Associative arrays: error "declare: -A: invalid option"

The following seems to be a typical scenario on macOS after installing a newer Bash with Homebrew:

  • /bin/bash is the old Bash, 3.2
  • /usr/local/bin/bash is the new Bash that knows about associative arrays (4.0 or newer)
  • type bash points to /usr/local/bin/bash and bash --version is the new one (because it resolves to /usr/local/bin/bash --version)
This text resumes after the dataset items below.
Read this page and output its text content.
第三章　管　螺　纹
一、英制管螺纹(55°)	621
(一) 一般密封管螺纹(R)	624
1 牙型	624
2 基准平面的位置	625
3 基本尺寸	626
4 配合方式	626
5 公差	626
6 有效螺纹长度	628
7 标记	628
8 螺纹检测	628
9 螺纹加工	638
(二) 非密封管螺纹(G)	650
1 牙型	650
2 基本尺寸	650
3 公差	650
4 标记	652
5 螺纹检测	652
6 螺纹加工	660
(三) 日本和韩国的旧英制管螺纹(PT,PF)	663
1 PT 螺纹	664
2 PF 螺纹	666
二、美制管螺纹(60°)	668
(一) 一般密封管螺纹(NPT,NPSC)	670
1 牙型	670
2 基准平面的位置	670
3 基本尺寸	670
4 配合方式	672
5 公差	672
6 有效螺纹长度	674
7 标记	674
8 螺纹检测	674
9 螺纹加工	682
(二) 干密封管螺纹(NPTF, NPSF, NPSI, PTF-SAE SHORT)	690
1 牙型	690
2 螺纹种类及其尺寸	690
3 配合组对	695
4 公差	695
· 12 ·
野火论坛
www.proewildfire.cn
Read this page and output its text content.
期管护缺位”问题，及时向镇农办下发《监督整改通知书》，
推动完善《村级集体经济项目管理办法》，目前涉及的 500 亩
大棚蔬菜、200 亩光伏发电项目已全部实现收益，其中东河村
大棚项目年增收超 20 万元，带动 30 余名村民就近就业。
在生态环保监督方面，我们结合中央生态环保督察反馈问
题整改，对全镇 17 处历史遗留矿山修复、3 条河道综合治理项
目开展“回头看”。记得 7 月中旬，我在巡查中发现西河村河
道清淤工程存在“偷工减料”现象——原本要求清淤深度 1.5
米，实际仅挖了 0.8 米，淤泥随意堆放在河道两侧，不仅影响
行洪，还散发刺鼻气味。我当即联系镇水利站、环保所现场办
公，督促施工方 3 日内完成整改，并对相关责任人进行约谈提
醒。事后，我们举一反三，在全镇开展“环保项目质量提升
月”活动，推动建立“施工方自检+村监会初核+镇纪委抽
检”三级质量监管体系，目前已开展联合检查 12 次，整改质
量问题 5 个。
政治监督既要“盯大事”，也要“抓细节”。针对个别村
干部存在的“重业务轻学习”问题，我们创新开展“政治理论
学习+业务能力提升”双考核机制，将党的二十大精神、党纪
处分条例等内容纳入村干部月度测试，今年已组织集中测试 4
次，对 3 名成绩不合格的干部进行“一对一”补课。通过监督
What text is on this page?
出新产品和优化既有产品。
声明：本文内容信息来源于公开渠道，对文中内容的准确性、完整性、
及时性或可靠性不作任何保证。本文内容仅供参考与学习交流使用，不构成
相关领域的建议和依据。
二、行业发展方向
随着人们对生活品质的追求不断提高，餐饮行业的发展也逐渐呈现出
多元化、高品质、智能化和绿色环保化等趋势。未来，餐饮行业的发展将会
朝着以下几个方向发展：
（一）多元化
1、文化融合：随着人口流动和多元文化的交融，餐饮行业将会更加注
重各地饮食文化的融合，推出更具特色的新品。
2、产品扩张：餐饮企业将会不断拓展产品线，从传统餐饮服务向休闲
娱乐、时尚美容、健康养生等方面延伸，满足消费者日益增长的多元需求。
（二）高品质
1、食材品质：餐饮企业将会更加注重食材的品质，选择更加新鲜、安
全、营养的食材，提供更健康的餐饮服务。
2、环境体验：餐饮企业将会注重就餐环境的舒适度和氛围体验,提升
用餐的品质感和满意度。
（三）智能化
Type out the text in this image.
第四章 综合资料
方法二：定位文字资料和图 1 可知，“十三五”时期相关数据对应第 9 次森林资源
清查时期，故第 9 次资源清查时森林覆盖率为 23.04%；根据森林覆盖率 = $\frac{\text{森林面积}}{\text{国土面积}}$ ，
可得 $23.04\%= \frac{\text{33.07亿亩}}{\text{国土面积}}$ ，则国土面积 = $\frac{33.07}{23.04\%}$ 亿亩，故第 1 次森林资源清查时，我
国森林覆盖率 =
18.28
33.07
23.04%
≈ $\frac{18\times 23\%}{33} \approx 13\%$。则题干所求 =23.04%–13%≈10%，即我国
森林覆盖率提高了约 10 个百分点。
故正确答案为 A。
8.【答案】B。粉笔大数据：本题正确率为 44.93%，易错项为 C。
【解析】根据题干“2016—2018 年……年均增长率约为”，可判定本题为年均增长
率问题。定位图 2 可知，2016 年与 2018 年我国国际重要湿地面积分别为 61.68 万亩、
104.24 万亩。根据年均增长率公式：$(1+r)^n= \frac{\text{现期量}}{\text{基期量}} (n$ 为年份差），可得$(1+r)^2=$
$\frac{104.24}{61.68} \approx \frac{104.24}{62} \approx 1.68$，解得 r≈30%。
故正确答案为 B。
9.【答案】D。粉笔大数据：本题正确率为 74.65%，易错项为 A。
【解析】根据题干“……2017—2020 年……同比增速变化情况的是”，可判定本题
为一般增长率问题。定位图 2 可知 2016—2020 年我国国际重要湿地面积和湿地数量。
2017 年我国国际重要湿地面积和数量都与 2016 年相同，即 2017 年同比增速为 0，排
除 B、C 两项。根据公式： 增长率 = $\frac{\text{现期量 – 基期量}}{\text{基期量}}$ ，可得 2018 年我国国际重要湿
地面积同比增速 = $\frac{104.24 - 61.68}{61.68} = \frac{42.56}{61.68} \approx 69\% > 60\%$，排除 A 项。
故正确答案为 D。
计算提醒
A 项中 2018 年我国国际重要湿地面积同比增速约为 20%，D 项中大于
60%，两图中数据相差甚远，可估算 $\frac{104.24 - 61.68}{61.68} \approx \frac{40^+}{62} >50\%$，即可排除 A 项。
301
However, scripts with a #!/bin/bash shebang line that are run with ./script will use the old Bash (the scenario in the question). Solutions are:

  • Call the script with bash script: the new Bash will be used. Disadvantage: you always have to call it like that.
  • Change the shebang line to #!/usr/local/bin/bash. Disadvantage: on many systems, there is no Bash in /usr/local/bin and your script isn't portable any longer.
  • Change the shebang line to #!/usr/bin/env bash. This will use the first bash in your PATH, which should be the new one. This is pretty portable; the only downside is that you don't know exactly which Bash will be executed.

See also these Q&A:

  • What is the difference between "#!/usr/bin/env bash" and "#!/usr/bin/bash"?
  • Why is #!/usr/bin/env bash superior to #!/bin/bash?
  • Why is it better to use “#!/usr/bin/env NAME” instead of “#!/path/to/NAME” as my shebang? on Unix & Linux

Make sure the version of bash being invoked as interpreter at the top of your shell script (#!/bin/bash or whatever) is also version 4. If you're doing:

bash --version

and it's giving you v4, do a which bash to check it's location.